Despite all these, Ekwueme remained committed to the Nigerian project till the end. He never haboured any animosity towards those who serially betrayed him.

As the foremost architect finally goes home, many questions concentrate my mind. The “what ifs” are legion. Unfortunately, there will be no concrete answers, only conjectures. That is the reality of the finality of death. But, ask, we must for the sake of Nigeria, because there are still some Ekwuemes out there waiting to be cheated out of the country’s leadership by the same tendencies that have left us in the political Golgotha for years.

What if the Buhari-led junta didn’t truncate the second republic with the possibility of an Ekwueme presidency in 1987?

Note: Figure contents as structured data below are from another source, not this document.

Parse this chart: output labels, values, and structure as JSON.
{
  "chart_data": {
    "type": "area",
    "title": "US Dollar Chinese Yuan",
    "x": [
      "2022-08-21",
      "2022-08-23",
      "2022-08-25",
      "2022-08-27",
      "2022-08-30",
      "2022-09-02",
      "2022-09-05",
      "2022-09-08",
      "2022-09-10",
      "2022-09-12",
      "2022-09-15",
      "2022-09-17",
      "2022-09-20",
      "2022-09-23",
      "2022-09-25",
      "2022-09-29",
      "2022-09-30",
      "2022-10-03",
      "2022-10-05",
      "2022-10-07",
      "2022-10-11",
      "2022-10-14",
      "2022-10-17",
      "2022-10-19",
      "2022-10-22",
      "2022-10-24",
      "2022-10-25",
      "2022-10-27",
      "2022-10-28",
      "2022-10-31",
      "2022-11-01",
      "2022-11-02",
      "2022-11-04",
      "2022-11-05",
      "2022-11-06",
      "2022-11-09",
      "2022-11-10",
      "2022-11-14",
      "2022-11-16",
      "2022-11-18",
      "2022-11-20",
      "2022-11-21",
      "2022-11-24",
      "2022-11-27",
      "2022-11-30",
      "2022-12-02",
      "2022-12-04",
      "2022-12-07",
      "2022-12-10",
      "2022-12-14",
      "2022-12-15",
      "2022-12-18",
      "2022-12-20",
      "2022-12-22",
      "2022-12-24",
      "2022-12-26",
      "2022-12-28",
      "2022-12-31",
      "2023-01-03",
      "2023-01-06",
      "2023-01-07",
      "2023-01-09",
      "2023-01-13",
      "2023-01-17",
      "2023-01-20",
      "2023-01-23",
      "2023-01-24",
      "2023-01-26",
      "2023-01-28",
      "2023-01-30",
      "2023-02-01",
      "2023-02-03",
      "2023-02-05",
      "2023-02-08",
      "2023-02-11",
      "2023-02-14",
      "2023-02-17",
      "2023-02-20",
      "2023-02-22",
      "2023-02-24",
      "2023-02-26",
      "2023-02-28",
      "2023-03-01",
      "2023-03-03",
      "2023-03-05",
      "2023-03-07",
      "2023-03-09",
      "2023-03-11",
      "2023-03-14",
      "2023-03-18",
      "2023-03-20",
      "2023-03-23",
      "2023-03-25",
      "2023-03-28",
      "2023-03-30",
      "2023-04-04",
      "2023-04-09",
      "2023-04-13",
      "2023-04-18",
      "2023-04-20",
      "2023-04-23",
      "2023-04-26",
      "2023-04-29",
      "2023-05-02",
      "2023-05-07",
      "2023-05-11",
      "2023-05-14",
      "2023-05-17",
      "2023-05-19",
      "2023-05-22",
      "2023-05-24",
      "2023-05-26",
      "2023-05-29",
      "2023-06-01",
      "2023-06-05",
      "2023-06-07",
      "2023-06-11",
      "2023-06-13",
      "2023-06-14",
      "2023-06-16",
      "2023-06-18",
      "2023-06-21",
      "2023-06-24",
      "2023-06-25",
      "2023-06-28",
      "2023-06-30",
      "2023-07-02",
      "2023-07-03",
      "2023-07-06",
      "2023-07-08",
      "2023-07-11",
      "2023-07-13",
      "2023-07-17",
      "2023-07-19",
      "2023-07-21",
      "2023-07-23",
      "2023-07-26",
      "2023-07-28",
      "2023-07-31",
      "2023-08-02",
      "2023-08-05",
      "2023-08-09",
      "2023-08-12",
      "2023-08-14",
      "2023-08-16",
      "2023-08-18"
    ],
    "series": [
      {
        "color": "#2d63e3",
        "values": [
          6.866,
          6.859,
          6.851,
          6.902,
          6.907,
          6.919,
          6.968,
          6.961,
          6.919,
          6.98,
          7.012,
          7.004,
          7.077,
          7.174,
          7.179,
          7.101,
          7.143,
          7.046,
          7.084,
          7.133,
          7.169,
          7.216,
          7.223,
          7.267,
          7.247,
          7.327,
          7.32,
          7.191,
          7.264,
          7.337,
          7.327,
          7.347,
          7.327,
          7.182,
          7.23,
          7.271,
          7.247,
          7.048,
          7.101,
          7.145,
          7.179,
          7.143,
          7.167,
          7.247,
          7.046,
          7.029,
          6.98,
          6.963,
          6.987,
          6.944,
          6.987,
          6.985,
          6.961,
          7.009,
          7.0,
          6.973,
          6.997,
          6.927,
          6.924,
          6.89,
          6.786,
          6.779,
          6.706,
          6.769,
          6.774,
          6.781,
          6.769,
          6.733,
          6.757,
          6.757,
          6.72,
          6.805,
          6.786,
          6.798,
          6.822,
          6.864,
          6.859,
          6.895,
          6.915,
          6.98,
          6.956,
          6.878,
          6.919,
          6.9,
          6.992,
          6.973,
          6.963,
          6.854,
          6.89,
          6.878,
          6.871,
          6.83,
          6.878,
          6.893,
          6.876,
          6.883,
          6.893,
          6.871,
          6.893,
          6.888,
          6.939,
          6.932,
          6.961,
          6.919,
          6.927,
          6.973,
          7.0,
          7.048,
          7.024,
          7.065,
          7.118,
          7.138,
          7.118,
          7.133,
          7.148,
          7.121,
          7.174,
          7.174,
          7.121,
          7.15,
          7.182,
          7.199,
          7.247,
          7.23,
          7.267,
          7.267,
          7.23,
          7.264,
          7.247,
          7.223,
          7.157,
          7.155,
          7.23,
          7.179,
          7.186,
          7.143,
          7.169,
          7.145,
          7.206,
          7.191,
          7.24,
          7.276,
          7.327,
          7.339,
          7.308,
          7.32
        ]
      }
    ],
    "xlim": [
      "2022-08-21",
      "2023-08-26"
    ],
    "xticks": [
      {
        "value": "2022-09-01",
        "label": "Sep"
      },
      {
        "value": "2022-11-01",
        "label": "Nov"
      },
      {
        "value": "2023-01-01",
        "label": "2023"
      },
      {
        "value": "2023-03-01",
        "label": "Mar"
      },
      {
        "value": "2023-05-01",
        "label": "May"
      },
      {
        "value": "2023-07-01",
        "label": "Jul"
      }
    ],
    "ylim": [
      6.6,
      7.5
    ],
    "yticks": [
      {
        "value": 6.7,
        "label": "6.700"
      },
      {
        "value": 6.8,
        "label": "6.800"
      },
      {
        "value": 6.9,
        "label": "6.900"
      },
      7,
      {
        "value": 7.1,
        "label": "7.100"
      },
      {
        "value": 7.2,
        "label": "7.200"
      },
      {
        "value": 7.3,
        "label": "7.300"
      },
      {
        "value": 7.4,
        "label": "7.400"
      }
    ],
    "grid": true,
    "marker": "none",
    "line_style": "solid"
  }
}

What if Ekwueme, rather than Obasanjo, had emerged PDP’s presidential candidate in 1998 and Nigeria’s president in 1999? What would have been the state of Nigeria’s democracy today? What difference would Ekwueme’s democratic instincts have made?

The military tribunal set up by Buhari to try alleged corrupt politicians exonerated the former vice president with a verdict that “Dr. Ekwueme left office poorer than he was when he entered it and to ask more from him was to set a standard which even saints could not meet.”

What if such a proven man of integrity rather than the pretentious anti-corruption horde who use the cliché to further their nefarious political interests, had been elected president in 1999?

What if Ekwueme, a thorough-bred democrat, had ushered Nigeria into the fourth republic rather than the self-proclaimed democracy converts, whose despotic instincts, nevertheless, are on full parade?

What if Ekwueme, a man without any streak of malice, was not shunted out of the presidency in 1999, thus allowing men reputed for their elephantine appetite for meanness, who will never forget or forgive, to hold sway?

Like I said earlier, there will be no definitive answers to these what ifs because the Iroko has fallen. But as 2019 beckons, they may be useful questions. There are still some Ekwuemes around. Should we continue to sacrifice their offer of service on the altar of our political mendacity?

Goodnight Ide Oko>! May your sacrifice of love, service and dedication to Nigeria never be in vain.